Perciò urge metterci in una relazione ‘elastica' la parte e il tutto, l’ambiente privato e la struttura pubblica ed entrambe con l’ambiente naturale. ‘Abbellire’ il problema con soluzioni artificiose non è sciogliere il nodo del problema stesso. Per nostro beneficio penso fondamentale una inversione di ‘ottica’, che la Natura venga trattata con il rispetto che si deve a un essere vivente, qual’è. Da quale parte del cannocchiale abbiamo posato l’occhio? Non vorrei che si continuasse a sottometterla alle nostre frenesie produttive, ma tendere al contrario a inserirci nell’ambiente del pianeta per simbiosi e magari osmosi. Spero in una armonia prodotta così da uno spazio enormemente più ampio in cui vivere poiché non solo mentale, virtuale e effimero, ma anche composto dal suo contrario: di natura fisica, reale e permanentemente riscontrabile.

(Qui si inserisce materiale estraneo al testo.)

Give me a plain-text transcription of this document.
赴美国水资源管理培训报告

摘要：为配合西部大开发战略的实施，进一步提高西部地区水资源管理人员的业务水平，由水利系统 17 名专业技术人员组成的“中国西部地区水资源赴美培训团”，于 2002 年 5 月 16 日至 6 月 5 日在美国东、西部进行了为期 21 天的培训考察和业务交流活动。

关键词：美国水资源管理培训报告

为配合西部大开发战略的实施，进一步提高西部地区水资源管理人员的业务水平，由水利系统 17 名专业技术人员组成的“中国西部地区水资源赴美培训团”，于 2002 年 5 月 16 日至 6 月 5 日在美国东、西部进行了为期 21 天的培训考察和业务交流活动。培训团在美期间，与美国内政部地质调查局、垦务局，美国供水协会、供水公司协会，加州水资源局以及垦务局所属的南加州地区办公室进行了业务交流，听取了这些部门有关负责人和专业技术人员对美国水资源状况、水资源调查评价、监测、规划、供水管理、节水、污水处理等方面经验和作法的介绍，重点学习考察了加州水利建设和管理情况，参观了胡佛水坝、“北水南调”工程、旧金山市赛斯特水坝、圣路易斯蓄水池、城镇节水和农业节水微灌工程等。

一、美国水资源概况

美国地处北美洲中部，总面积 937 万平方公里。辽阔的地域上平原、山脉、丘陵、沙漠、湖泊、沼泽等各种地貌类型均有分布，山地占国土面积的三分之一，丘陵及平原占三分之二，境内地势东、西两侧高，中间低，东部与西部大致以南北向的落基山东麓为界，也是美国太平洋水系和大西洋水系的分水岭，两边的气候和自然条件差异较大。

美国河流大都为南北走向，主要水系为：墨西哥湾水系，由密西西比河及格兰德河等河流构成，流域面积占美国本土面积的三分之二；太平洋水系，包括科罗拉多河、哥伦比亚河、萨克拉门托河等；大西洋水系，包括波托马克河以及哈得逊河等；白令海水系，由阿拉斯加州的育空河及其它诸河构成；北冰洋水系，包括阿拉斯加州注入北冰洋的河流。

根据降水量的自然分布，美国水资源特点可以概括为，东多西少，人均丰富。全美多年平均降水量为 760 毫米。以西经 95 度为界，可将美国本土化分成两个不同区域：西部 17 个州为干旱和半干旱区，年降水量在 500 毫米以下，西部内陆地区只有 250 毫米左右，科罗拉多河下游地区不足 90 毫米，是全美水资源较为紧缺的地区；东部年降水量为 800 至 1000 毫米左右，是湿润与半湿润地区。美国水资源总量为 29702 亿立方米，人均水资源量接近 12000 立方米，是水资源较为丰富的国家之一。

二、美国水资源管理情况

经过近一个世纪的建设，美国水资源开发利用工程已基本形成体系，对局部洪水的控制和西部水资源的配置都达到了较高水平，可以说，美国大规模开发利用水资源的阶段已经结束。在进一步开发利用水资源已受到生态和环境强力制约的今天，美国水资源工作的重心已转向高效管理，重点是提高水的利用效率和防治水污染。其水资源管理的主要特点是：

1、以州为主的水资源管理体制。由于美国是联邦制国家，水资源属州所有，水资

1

Il quarto. Il recupero del tempo e dello spazio.
Mi piace immaginare l’architettura come una utopia a cui tendere: un’opera musicale costruita in uno spazio fisico inter connesso, in armonia con tutte le note e le pause sullo ‘spartito’. Lavorerei sullo s p a z i o per offrire tranquillità, gioia, silenzio ricco di contenuti, creare il t e m p o di riflettere e ritrovare gli elementi armonici di cui siamo
composti. È auspicabile esercitarci a un respiro che peschi nel profondo e fresco di ognuno di noi. Se penso al futuro penso ad una sobrietà che includa ogni aspetto della vita.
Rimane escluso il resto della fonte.